I recently upgraded the OS on my laptop to windows 8 and there are things that I like and things that I don’t like about it. I think that most of the things that don’t like have more to do with some of the new navigation features and should become second nature over time.
One of my favorite surprises in win8 is the new Task Manager. When I open it up, I am presented with a much cleaner interface that also provides more information than the previous versions of Task Manager. One these new goodies is now you can see the sizes of the L1, L2, and L3 caches:
These CPU caches act like stepping stones for data as it travels from main memory (RAM) to the CPU and the closer the cache is to the CPU the faster the data can be processed by the CPU. For example L1 and L2 caches are orders of magnitude faster than the L3 cache and as you can tell from the above image the closer the cache is to the CPU (L1) the smaller the cache size is.
If you have an application that you want to process faster on the CPU then a good way to do it would be to have the application divide up its instructions and data in batches that would ideally fit in the L1 or L2 caches.
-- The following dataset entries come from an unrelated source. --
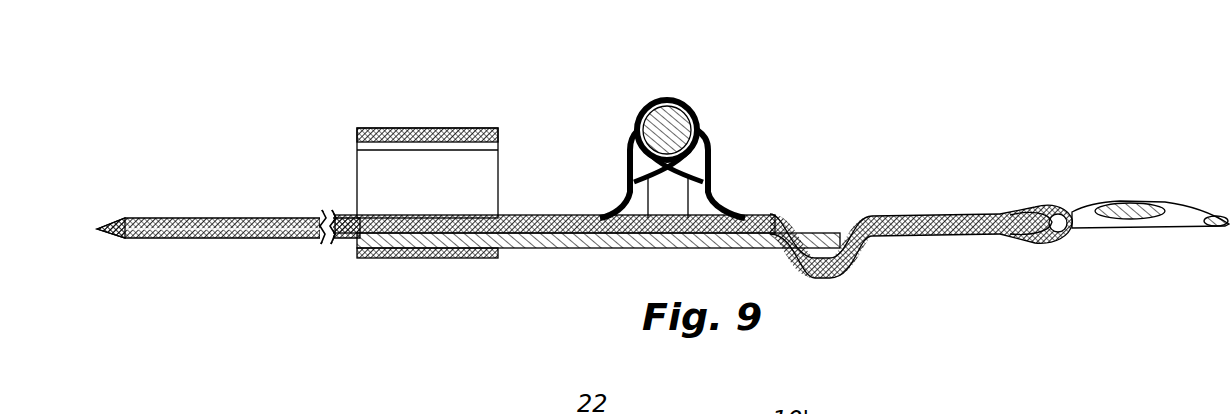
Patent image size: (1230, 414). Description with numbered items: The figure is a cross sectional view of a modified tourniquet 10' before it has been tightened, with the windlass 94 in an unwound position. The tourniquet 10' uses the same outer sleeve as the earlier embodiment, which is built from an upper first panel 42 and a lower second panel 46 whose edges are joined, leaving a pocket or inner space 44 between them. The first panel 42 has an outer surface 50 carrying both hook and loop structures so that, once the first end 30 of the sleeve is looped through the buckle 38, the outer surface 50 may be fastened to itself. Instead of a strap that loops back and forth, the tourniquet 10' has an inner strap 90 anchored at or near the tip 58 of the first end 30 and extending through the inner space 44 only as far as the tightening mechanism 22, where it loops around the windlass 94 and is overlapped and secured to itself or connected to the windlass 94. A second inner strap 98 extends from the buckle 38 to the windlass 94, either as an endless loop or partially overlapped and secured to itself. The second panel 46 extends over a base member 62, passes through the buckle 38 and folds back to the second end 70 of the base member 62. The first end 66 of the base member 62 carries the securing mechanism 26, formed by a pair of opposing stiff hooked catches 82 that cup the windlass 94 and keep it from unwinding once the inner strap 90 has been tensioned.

The tourniquet 10' is at (662, 140).
The tightening mechanism 22 is at (660, 88).
The securing mechanism 26 is at (350, 125).
The first end 30 is at (146, 186).
The buckle 38 is at (1077, 202).
The first panel 42 is at (180, 218).
The inner space 44 is at (331, 210).
The second panel 46 is at (170, 240).
The outer surface 50 is at (250, 215).
The tip 58 is at (101, 236).
The base member 62 is at (555, 250).
The first end 66 is at (428, 262).
The second end 70 is at (798, 165).
The hooked catches 82 is at (480, 174).
The inner strap 90 is at (628, 150).
The windlass 94 is at (674, 118).
The inner strap 98 is at (712, 162).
Then magically your application would run faster (there is more to it than just that but I am keeping things simple).
Well that is great but what do L1, L2, and L3 caches have to with SQL Server and data warehousing? Well in a word ALOT! The new SQL Server 2012 Columnstore Indexes not only compress and store data (tables and indexes) in a column-wise format but this columnar data is also broken down into “batches” that just so happen to match the sizes of the L1 and L2 caches on the server. This means that all things being equal, the same data set will actually process faster on the CPU using Columnstore Index’s data “batches” than had the same data been process without Columnstore Indexes.
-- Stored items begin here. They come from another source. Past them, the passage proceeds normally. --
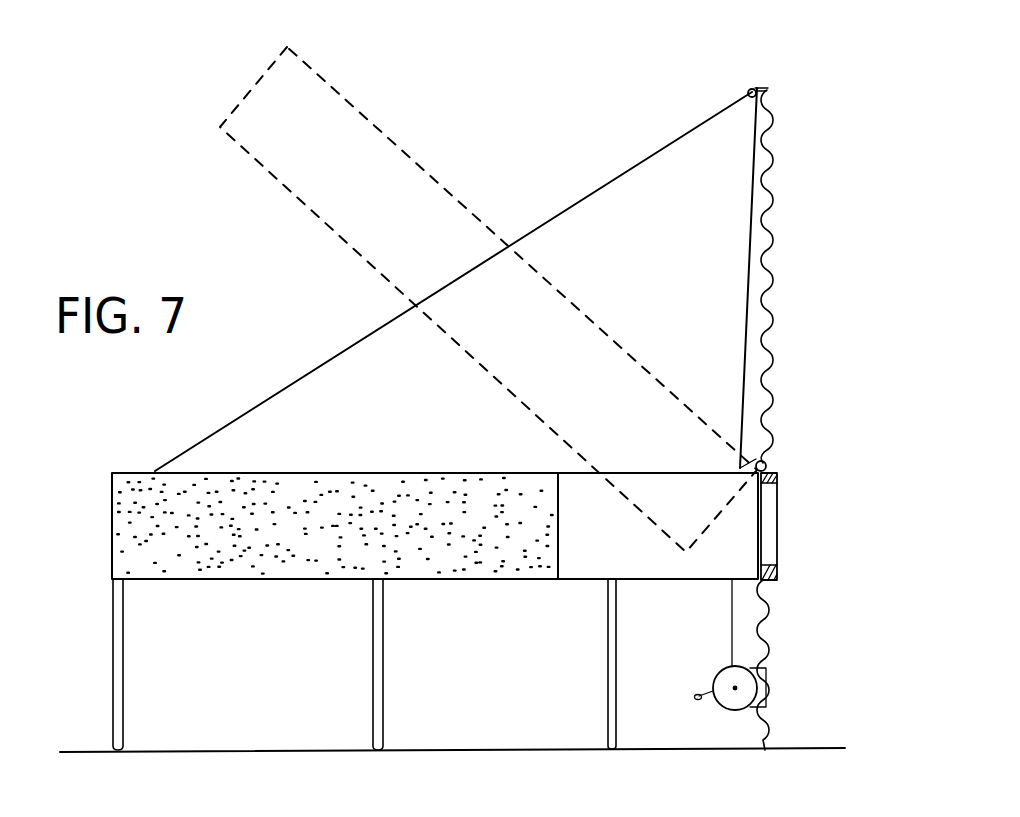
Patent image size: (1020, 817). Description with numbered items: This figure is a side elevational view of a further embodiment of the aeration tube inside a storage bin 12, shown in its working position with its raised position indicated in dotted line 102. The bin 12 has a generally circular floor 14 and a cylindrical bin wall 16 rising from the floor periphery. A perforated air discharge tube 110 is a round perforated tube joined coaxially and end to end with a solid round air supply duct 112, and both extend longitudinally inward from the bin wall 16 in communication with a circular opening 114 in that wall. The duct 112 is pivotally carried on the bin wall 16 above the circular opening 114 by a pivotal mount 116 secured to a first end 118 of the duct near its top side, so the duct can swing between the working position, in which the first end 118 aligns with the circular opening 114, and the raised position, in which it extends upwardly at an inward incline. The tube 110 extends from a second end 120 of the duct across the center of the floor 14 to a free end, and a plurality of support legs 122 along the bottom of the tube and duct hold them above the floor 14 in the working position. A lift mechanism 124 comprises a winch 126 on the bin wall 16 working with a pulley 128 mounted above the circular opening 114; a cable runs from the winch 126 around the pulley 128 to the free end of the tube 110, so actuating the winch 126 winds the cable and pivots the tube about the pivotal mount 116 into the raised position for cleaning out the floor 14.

The bin 12 is at (782, 194).
The floor 14 is at (513, 750).
The bin wall 16 is at (773, 243).
The tilted bin (raised position) 102 is at (488, 276).
The perforated air discharge tube 110 is at (402, 498).
The air supply duct 112 is at (597, 568).
The circular opening 114 is at (772, 513).
The pivotal mount 116 is at (766, 461).
The first end 118 is at (750, 552).
The second end 120 is at (565, 550).
The support legs 122 is at (615, 697).
The lift mechanism 124 is at (781, 661).
The winch 126 is at (748, 697).
The pulley 128 is at (757, 84).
And guess what, you can actually see this happen in SSMS when you run query on a tables that has a Columnstore Index and view the Execution Plan.
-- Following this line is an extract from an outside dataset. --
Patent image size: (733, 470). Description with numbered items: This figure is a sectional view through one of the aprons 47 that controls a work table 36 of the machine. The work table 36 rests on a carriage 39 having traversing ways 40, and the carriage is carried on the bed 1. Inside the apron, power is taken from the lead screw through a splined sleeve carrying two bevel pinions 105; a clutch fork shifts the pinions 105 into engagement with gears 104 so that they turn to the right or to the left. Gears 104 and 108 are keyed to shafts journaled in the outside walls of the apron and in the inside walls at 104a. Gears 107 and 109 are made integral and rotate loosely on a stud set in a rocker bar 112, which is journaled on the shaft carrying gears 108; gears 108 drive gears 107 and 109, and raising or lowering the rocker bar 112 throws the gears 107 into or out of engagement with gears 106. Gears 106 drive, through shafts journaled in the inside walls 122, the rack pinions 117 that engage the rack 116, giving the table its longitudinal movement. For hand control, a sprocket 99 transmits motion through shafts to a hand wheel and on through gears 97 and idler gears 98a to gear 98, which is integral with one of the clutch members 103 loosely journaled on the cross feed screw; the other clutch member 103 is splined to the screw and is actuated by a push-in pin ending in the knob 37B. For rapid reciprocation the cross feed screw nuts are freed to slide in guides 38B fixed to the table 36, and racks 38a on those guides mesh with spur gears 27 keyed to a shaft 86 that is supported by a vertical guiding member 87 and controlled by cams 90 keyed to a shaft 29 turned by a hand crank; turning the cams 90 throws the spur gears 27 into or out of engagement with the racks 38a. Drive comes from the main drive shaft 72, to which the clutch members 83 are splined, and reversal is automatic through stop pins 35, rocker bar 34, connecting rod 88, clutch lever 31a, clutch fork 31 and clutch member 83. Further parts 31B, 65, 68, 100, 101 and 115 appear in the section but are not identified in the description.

The table dbo.CSI_100m_Fact has a Columnstore Index and at execution time the query uses Actual Execution Mode = BATCH for the Columnstore Index Scan operator which mean that it is doing its L1 and L2 magic behind the scenes and your queries now run much faster!
Note: If you create a columnstore index and your data warehouse query does not use the columnstore index then that mean that your data model is wrong (fact and dimension tables) or your query does not match typical data warehouse workloads. See: Columnstore Indexes on MSDN.